Lopez brings a new menacing meaning to the school slogan “gladly we learn and teach.” We have seen faculty engage in such violence and property destruction for years, particularly targeting TPUSA and other conservative groups.
Years ago, many of us were shocked by the conduct of University of Missouri communications professor Melissa Click, who directed a mob against a student journalist covering a Black Lives Matter event. Yet, Click was hired by Gonzaga University. Since that time, we have seen a steady stream of professors joining students in shouting down, committing property damage, participating in riots, verbally attacking students, or even taking violent action in protests.
At the University of California, Santa Barbara, professors actually rallied around feminist studies associate professor Mireille Miller-Young, who physically assaulted pro-life advocates and tore down their display. Despite pleading guilty to criminal assault, she was not fired and received overwhelming support from the students and faculty. She was later honored as a model for women advocates.
At Hunter College in New York, Professor Shellyne Rodríguez was shown trashing a pro-life display of students.
She was captured on a videotape telling the students that “you’re not educating s–t […] This is f–king propaganda. What are you going to do, like, anti-trans next? This is bulls–t. This is violent. You’re triggering my students.”
Unlike the professor, the students remained calm and respectful. One even said “sorry” to the accusation that being pro-life was triggering for her students.
Rodríguez continued to rave, stating, “No you’re not — because you can’t even have a f–king baby. So you don’t even know what that is. Get this s–t the f–k out of here.” In an Instagram post, she is then shown trashing the table.
Hunter College, however, did not consider this unhinged attack to be sufficient to terminate Rodríguez.
It was only after she later chased reporters with a machete that the college fired Rodríguez. Another college then hired her.
Another example comes from the State University of New York at Albany, where sociology professor Renee Overdyke shut down a pro-life display and then resisted arrest.
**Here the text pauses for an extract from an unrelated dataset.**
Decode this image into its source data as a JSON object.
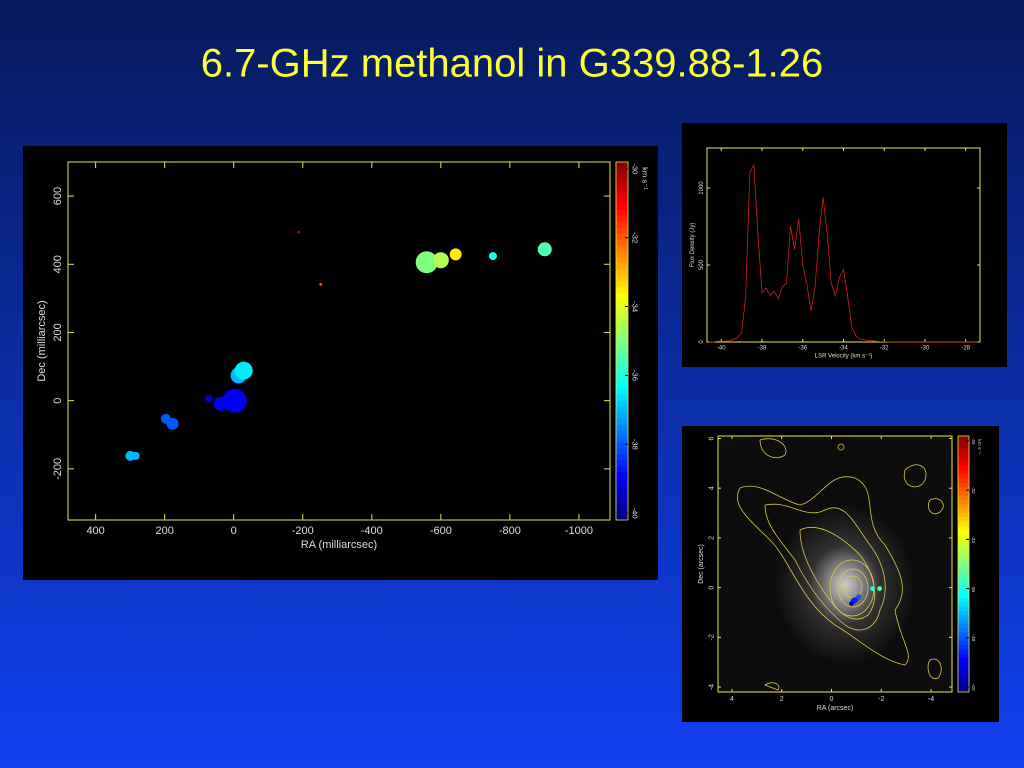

One student is heard screaming, “She’s a [expletive] professor.” That, of course, is the point.
In Wisconsin, a department chair was shown destroying a table of conservative students.
Once again, what is most striking about these individuals is the sense of license to engage in such violence conduct. Higher education has long created a sense of orthodoxy and intolerance on campuses.
The good news is that this individual was reportedly arrested. Presumably, Illinois State University will terminate his teaching position and expel him. There must be clear rules about such conduct in higher education. This type of political violence is anathema to an institution of higher learning.
It is sad that Lopez never embraced the diversity of thought and values that is so essential to a university. However, make no mistake about it, his warped concept of free speech is neither unique nor universally condemned on our campuses.
The problem, however, is not these attacks on displays, but the systemic purging of conservative and libertarian faculty from campuses where departments now largely run from the left to the far left. This academic echo chamber fuels even greater intolerance and the sense of license shown by individuals like Lopez.